According to labor law experts, the student players may have a case.

A recent play by some college football players to unionize is within the realm of possibility – as long as they convince the National Labor Relations Board they’re employees – which they seem to be, according to some labor law experts.

“From a reality perspective, many college athletes are analogous to ‘employees,’ but they are not paid any real salary other than tuition scholarships,” Charles Craver, a labor law professor at The George Washington University, said in an email to The College Fix.

Craver was responding to the recent news that the newly formed College Athletes Players Association has petitioned the National Labor Relations Board to form the first-ever labor union for college athletes, a contentious issue in which billions of dollars in revenue hangs in the balance.

…The NCAA operates under the rule that student-athletes are amateurs and should remain unpaid.
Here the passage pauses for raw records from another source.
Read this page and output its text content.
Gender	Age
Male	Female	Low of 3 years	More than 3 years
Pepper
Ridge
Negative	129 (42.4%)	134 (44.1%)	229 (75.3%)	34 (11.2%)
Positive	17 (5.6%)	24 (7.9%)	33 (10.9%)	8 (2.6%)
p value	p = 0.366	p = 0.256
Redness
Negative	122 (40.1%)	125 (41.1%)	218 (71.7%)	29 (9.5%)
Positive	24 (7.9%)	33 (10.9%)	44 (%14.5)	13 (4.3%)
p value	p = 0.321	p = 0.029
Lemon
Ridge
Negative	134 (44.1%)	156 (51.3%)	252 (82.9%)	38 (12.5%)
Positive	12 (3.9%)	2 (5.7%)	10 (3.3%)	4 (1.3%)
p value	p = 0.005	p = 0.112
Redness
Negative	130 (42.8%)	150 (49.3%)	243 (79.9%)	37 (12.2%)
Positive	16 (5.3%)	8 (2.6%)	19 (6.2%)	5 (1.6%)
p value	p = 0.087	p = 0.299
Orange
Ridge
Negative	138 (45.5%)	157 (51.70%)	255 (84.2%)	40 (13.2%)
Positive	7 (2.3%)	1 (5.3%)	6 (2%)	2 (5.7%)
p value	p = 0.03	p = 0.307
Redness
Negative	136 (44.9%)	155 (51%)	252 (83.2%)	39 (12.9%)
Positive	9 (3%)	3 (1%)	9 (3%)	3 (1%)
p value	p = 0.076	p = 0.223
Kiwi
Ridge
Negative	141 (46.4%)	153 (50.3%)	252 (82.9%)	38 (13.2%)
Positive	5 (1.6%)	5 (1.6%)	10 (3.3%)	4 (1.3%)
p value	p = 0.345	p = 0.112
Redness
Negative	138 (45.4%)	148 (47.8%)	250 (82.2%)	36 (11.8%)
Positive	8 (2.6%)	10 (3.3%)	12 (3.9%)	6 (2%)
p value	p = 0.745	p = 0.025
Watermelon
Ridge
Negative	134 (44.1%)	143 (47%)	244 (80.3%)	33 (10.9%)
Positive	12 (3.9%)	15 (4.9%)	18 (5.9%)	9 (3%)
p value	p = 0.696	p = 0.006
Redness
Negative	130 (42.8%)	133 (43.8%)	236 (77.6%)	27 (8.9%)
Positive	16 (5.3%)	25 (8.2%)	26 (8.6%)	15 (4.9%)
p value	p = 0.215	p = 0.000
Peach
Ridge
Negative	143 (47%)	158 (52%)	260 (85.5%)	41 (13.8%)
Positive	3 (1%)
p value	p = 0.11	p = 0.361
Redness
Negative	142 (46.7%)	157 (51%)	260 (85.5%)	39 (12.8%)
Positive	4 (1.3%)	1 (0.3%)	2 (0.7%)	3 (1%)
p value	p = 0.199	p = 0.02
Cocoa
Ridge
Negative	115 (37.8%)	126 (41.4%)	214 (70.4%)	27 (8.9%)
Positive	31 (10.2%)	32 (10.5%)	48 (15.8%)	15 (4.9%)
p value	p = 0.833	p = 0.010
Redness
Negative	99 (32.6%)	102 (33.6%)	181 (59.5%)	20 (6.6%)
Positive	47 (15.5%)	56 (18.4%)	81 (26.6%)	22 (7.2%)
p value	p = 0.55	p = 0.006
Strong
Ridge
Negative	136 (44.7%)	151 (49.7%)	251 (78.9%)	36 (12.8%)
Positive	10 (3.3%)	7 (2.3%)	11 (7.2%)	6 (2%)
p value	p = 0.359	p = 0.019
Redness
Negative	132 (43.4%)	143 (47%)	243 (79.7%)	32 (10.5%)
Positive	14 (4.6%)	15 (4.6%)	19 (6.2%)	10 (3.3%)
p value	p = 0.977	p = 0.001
The organization has in the past punished teams that illegally paid players under the table, suspended players that have been paid, and vacated wins from the programs that have done so.

But because Northwestern is a private university, and not subject to state laws like public universities are, it falls under the jurisdiction of the National Labor Relations Board and can petition them for such causes.

Craver and Edwards are not the only scholars who think the athletes have a case.

Stanford Law School professor emeritus and former NLRB chairman William Gould predicts the board will rule for the players.

“I think these guys are employees because their compensation is unrelated to education, unlike the teaching assistants in Brown University, and they are supervised not by faculty, but by coaches,” Gould told The Associated Press. “Their program for which they receive compensation does not have a fundamentally educational component. So given the direction and control that supervisory authorities have over them, I think they are easily employees within the meaning of the act.”